Paul Ruizendaal pnr at planet.nl
Thu Jun 30 06:21:13 AEST 2022


> Would you happen to know where I can find copies of these three
> papers?
> 
> A. G. Fraser, "Datakit - A Modular Network for Synchronous and
> Asynchronous Traffic", Proc. ICC 79, June 1979, Boston, Ma.,
> pp.20.1.1-20.1.3
> 
> G. L. Chesson, "Datakit Software Architecture", Proc. ICC 79, June
> 1979, Boston Ma., pp.20.2.1-20.2.5
> 
> G. L. Chesson and A. G. Fraser, "Datakit Network Architecture," Proc.
> Compcon 80, February 1980, San Fransisco CA., pp.59-61


I just remembered that I had received a copy of a file note (50+ pages) that Greg Chesson wrote in 1982 about the "CMC” control software for Datakit. I think it covers the same ground as the 1979 paper, but in far greater detail and with two more years of development. In short, the connection protocol in CMC is based on the exchange of binary messages. That was replaced (for the most part) by text-based messages in the later TDK control software.
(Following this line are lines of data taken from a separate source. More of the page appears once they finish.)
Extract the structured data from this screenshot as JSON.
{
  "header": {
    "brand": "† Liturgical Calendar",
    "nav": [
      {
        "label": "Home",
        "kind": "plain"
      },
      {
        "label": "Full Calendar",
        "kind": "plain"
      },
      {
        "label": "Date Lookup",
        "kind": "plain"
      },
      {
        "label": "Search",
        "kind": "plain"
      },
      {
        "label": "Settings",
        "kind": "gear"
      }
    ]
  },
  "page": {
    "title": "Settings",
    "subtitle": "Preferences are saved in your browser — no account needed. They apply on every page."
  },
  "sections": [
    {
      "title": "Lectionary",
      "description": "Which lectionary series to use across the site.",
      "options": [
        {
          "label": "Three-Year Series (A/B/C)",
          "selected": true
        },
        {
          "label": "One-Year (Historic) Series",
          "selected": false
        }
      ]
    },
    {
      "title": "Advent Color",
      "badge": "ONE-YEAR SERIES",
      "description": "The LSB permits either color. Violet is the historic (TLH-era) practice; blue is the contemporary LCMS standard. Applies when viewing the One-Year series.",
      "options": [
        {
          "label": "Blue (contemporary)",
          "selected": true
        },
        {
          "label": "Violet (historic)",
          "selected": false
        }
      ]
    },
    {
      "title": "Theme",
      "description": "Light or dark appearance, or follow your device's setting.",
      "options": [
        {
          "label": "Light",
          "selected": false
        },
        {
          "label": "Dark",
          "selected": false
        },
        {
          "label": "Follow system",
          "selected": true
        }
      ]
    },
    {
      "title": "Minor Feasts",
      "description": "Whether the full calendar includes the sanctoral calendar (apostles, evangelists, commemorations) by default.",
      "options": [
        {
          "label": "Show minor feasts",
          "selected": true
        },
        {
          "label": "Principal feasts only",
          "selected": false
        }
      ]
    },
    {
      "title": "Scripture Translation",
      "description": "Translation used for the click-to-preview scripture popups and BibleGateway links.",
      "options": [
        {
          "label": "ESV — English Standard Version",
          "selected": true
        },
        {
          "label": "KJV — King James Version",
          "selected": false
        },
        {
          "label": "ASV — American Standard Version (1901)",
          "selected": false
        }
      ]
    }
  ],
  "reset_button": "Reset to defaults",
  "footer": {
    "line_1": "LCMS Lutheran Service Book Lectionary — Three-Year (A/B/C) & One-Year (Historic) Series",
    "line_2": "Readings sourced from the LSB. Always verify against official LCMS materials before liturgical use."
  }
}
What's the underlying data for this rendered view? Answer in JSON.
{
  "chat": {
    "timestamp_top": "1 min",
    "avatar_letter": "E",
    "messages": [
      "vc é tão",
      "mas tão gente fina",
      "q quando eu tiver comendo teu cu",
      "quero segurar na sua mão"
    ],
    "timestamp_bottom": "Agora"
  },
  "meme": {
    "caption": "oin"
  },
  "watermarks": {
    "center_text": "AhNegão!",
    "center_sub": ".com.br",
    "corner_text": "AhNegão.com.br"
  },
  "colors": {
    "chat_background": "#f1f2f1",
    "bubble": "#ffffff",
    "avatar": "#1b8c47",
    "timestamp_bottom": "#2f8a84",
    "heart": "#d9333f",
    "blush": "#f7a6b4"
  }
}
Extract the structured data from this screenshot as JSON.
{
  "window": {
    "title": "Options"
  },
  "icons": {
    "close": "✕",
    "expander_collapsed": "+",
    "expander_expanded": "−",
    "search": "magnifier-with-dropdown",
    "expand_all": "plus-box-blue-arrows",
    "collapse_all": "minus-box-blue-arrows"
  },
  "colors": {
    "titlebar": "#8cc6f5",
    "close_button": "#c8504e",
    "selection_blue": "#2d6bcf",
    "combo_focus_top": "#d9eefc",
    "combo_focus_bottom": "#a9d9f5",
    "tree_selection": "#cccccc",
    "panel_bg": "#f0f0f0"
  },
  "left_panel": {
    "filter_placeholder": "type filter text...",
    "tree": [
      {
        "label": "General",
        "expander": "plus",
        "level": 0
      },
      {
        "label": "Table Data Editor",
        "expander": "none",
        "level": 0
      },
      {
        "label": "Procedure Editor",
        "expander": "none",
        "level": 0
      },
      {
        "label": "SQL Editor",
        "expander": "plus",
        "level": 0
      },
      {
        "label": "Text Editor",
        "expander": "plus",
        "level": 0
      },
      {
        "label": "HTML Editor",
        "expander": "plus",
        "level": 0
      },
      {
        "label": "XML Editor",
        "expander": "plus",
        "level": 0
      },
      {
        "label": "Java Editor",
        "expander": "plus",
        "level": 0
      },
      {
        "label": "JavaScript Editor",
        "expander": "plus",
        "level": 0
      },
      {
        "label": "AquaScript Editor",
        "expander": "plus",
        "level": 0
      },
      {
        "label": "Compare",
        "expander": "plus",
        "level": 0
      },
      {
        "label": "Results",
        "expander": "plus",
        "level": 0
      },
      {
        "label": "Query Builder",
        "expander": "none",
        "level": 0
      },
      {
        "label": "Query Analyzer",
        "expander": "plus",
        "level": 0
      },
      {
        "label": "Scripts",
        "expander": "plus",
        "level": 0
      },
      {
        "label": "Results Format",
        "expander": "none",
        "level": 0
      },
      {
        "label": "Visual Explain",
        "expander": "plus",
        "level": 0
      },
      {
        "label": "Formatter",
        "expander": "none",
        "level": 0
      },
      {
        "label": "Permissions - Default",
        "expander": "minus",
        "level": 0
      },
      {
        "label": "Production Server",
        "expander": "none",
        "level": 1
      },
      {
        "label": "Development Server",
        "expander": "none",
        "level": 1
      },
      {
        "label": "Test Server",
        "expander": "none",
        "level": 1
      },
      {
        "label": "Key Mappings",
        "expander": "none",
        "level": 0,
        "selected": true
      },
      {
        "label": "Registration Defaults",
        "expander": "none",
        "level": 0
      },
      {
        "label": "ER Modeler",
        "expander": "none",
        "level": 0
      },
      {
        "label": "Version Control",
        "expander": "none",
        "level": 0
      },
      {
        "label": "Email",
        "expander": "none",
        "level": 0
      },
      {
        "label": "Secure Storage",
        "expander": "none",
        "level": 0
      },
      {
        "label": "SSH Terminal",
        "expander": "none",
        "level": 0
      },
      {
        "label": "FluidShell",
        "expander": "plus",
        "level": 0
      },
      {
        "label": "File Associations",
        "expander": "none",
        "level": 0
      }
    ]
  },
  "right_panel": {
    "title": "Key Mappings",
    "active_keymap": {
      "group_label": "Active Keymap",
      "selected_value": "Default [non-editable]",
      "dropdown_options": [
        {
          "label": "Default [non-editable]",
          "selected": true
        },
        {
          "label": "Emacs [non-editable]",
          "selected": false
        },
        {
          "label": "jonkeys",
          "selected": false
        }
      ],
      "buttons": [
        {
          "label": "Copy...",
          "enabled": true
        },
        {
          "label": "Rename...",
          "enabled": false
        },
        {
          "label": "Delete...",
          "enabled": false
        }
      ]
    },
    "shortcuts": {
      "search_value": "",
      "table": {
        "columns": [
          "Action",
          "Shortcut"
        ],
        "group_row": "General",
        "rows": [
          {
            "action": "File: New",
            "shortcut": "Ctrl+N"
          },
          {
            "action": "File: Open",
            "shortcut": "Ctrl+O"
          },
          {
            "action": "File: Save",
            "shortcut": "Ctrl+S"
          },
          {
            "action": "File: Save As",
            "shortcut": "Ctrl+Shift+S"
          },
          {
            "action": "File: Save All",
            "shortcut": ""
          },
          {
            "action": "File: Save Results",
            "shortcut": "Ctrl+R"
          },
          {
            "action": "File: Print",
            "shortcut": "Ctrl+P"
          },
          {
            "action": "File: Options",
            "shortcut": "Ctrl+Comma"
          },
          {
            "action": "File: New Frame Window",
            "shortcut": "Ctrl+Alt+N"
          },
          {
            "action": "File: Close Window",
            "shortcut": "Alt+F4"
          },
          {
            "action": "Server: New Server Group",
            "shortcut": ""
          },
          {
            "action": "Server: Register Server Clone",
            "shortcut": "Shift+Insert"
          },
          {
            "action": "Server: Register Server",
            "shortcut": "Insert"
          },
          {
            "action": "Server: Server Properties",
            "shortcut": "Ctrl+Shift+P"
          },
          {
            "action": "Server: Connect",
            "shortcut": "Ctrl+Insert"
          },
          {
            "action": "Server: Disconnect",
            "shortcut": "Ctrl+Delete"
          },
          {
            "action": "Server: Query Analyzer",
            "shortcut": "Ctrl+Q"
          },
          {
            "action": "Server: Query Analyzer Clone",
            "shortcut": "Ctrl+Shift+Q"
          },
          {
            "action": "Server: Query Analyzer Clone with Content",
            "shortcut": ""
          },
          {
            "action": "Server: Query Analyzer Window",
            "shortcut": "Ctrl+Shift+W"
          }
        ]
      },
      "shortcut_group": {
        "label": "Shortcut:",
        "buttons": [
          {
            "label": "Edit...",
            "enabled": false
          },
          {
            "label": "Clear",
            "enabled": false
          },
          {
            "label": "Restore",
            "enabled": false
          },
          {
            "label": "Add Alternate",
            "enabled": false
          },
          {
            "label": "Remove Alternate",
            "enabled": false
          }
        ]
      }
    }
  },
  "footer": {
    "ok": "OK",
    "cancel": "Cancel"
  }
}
It is here (it is a 16MB pdf):

https://www.jslite.net/notes/dk3.pdf

To compare, here are the first two design documents on sockets. I looked for these for many years (even had the Berkeley library manually search the boxes with CSRG documents that Kirk McKusick had sent there - to no avail), and then in 2021 Rich Morin found them in the papers of Jim Joyce. I’m still very thankful for this.

These two papers were written in the summer of 1981 and circulated to the newly formed steering committee for what was to become 4.2BSD (note: ~5MB pdf each).

The first is specifically on networking:

https://www.jslite.net/notes/joy1.pdf

The second outlines the overall ambitions for the new version (including a summary of the above document). It has an interesting view of John Reiser’s VM code in its section 3.17 as well:

https://www.jslite.net/notes/joy2.pdf

What was proposed is not quite the sockets we know, but the general direction is set and the reasoning is explained. Reading the Chesson and Joy paper side by side makes for an interesting comparison of thinking on these topics in the early 80’s.

Maybe they are worth storing in the TUHS archive.